Heart failure (HF) is the end stage of various cardiovascular diseases with a high mortality rate. Novel diagnostic and therapeutic biomarkers for HF are urgently required. Our research aims to identify HF-related hub genes and regulatory networks using bioinformatics and validation assays.

Methods

Using four RNA-seq datasets in the Gene Expression Omnibus (GEO) database, we screened differentially expressed genes (DEGs) of HF using Removal of Unwanted Variation from RNA-seq data (RUVSeq) and the robust rank aggregation (RRA) method. Then, hub genes were recognized using the STRING database and Cytoscape software with cytoHubba plug-in. Furthermore, reliable hub genes were validated by the GEO microarray datasets and quantitative reverse transcription polymerase chain reaction (qRT-PCR) using heart tissues from patients with HF and non-failing donors (NFDs). In addition, R packages “clusterProfiler” and “GSVA” were utilized for enrichment analysis. Moreover, the transcription factor (TF)–DEG regulatory network was constructed by Cytoscape and verified in a microarray dataset.

Results

A total of 201 robust DEGs were identified in patients with HF and NFDs. STRING and Cytoscape analysis recognized six hub genes, among which ASPN, COL1A1, and FMOD were confirmed as reliable hub genes through microarray datasets and qRT-PCR validation.

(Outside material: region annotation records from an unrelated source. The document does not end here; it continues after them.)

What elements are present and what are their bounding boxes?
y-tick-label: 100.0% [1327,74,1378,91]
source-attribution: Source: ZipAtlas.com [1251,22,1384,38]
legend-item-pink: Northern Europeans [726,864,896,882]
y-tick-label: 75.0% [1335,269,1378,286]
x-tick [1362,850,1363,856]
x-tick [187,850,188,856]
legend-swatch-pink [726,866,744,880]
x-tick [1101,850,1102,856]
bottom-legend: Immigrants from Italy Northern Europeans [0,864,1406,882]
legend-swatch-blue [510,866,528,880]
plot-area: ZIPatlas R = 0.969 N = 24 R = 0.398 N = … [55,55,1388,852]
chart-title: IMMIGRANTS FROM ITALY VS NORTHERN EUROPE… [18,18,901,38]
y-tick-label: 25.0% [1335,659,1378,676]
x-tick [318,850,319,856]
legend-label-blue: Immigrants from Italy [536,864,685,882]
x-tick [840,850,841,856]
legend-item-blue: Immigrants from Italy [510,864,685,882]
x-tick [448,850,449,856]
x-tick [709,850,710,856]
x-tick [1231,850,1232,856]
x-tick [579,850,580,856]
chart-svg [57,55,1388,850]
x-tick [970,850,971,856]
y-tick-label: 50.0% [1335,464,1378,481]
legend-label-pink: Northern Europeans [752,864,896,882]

Functional analysis showed that the DEGs and hub genes were enriched in T-cell-mediated immune response and myocardial glucose metabolism, which were closely associated with myocardial fibrosis. In addition, the TF–DEG regulatory network was constructed, and 13 significant TF–DEG pairs were finally identified.

Conclusion

Our study integrated different RNA-seq datasets using RUVSeq and the RRA method and identified ASPN, COL1A1, and FMOD as potential diagnostic biomarkers for HF. The results provide new insights into the underlying mechanisms and effective treatments of HF.